In response to the oil price crash, state-controlled Petrobras cut the average domestic wholesale gasoline price by a staggering 35.5pc in March to R1.09/liter ($0.78/USG), after lowering it by 5pc and 7pc respectively in February and January, squeezing mills' margins for hydrous ethanol.

The average consumer price of hydrous fell to R3.217/l in March, down from R3.248/l in February, according to pricing data from hydrocarbons regulator ANP. The biofuel is now only competitive against gasoline at the pump in Sao Paulo and Goias states.

Mills are grappling with more than just sharp declines in ethanol prices. Sugar futures prices on the New York Ice exchange have fallen from a one-year peak of more than $0.15/lb on 20 February to nearly $0.10/lb on March 31, the lowest level in 12 years.

Nonetheless, center-south mills are expected to allocate close to 44pc of their harvested cane to sugar production in the current season, down from 34.4pc in the 2019-20 season, according to Unica's latest estimates.

On the bright side, the health of the center-south crop has improved over the past two crops, after more favorable weather and ongoing investments in replanting of aging fields in the run-up to the center-south harvest.

Local sugar and ethanol consultancy Datagro projected the 2020-21 cane harvest in the center-south to reach 596mn metric tons (t).

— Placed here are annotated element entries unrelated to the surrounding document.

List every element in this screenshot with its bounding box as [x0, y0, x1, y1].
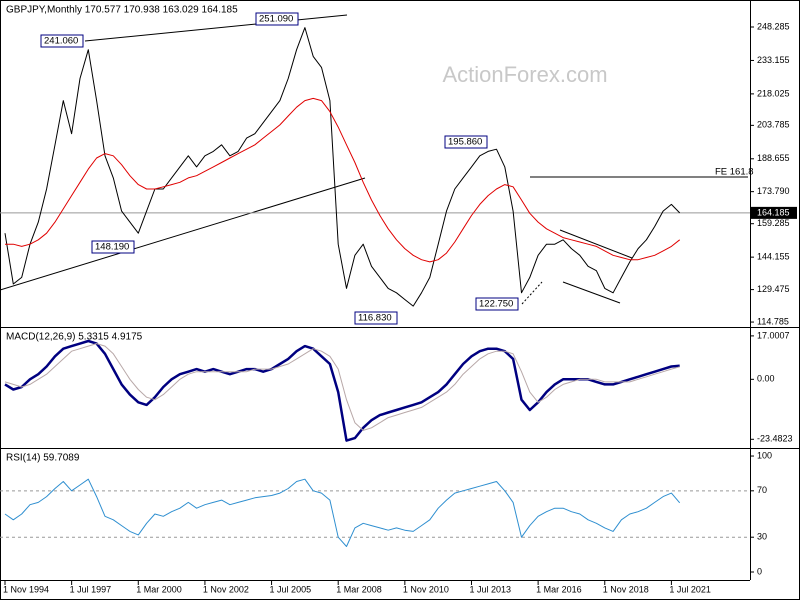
last-price-label: 164.185: [757, 207, 790, 217]
watermark: ActionForex.com: [442, 62, 607, 87]
y-tick-label: 218.025: [757, 88, 790, 98]
y-tick-label: 159.285: [757, 218, 790, 228]
panel-title: GBPJPY,Monthly 170.577 170.938 163.029 1…: [6, 5, 238, 16]
annotation-box: [91, 240, 135, 254]
annotation: 251.090: [259, 14, 293, 25]
series-line: [4, 478, 681, 547]
annotation: 116.830: [358, 313, 392, 324]
trend-line: [84, 14, 348, 42]
annotation-box: [444, 135, 488, 149]
trend-line: [521, 281, 543, 305]
y-tick-label: 30: [757, 532, 767, 542]
y-tick-label: 248.285: [757, 21, 790, 31]
series-line: [5, 97, 681, 263]
y-tick-label: 129.475: [757, 284, 790, 294]
x-tick-label: 1 Jul 2005: [270, 584, 312, 594]
x-tick-label: 1 Mar 2016: [536, 584, 582, 594]
series-line: [4, 27, 681, 307]
x-tick-label: 1 Jul 1997: [70, 584, 112, 594]
annotation: 241.060: [44, 36, 78, 47]
x-tick-label: 1 Jul 2013: [469, 584, 511, 594]
y-tick-label: 203.785: [757, 120, 790, 130]
y-tick-label: 70: [757, 485, 767, 495]
trend-line: [0, 177, 366, 291]
y-tick-label: 173.790: [757, 186, 790, 196]
annotation-box: [40, 34, 84, 48]
last-price-box: [751, 206, 797, 219]
annotation: FE 161.8: [715, 167, 754, 178]
annotation: 195.860: [448, 137, 482, 148]
x-tick-label: 1 Nov 2018: [603, 584, 649, 594]
annotation: 122.750: [479, 299, 513, 310]
x-tick-label: 1 Nov 2010: [403, 584, 449, 594]
channel-line: [559, 229, 633, 259]
x-tick-label: 1 Jul 2021: [669, 584, 711, 594]
y-tick-label: 233.155: [757, 55, 790, 65]
x-tick-label: 1 Nov 1994: [3, 584, 49, 594]
y-tick-label: 188.655: [757, 153, 790, 163]
x-tick-label: 1 Mar 2000: [136, 584, 182, 594]
x-tick-label: 1 Nov 2002: [203, 584, 249, 594]
y-tick-label: 100: [757, 450, 772, 460]
annotation-box: [255, 12, 299, 26]
panel-title: MACD(12,26,9) 5.3315 4.9175: [6, 332, 143, 343]
series-line: [4, 343, 680, 431]
y-tick-label: 114.785: [757, 316, 789, 326]
y-tick-label: 17.0007: [757, 330, 790, 340]
annotation-box: [475, 297, 519, 311]
channel-line: [562, 281, 621, 304]
annotation-box: [354, 311, 398, 325]
y-tick-label: -23.4823: [757, 434, 793, 444]
y-tick-label: 0: [757, 566, 762, 576]
x-tick-label: 1 Mar 2008: [336, 584, 382, 594]
series-line: [4, 339, 680, 442]
y-tick-label: 144.155: [757, 252, 790, 262]
annotation: 148.190: [95, 242, 129, 253]
panel-title: RSI(14) 59.7089: [6, 453, 80, 464]
y-tick-label: 0.00: [757, 374, 775, 384]
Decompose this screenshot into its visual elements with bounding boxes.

With just two weeks left to tally in the 2019-20 season, Unica reported that mills in the center-south had crushed 582.9mn t from April 2019 to mid-March this year.

"It was going to be one of the better years for the sector," agro-economics professor Marco Fava Neves said of the new season.

Additionally, Brazil's new biofuels regulatory framework Renovabio, which will enable biofuel producers to generate and trade carbon credits (Cbios), was also in line to start up this year, promising to offer new revenue sources for mills. But implementation could be slowed by the current crisis, largely because fuel distributors bear the burden of purchasing the Cbios to guarantee that Brazil meets its annual decarbonization targets.

Yet another aggravating factor is cash flow. Fuel and power distributors that have contracts to buy ethanol and electricity from mills are declaring force majeure, which is threatening to exhaust mills' working capital over the next three months, Unica's technical director Antonio de Padua Rodrigues said.

Mills, especially those carrying larger debts and higher credit risks, have traditionally relied on domestic ethanol sales early in the harvest to generate quick working capital, but it is unclear how crushing will pan out in the coming months.

Unica estimates that 198 cane mills will be crushing by mid-April, up from 157 mills at the same time last year.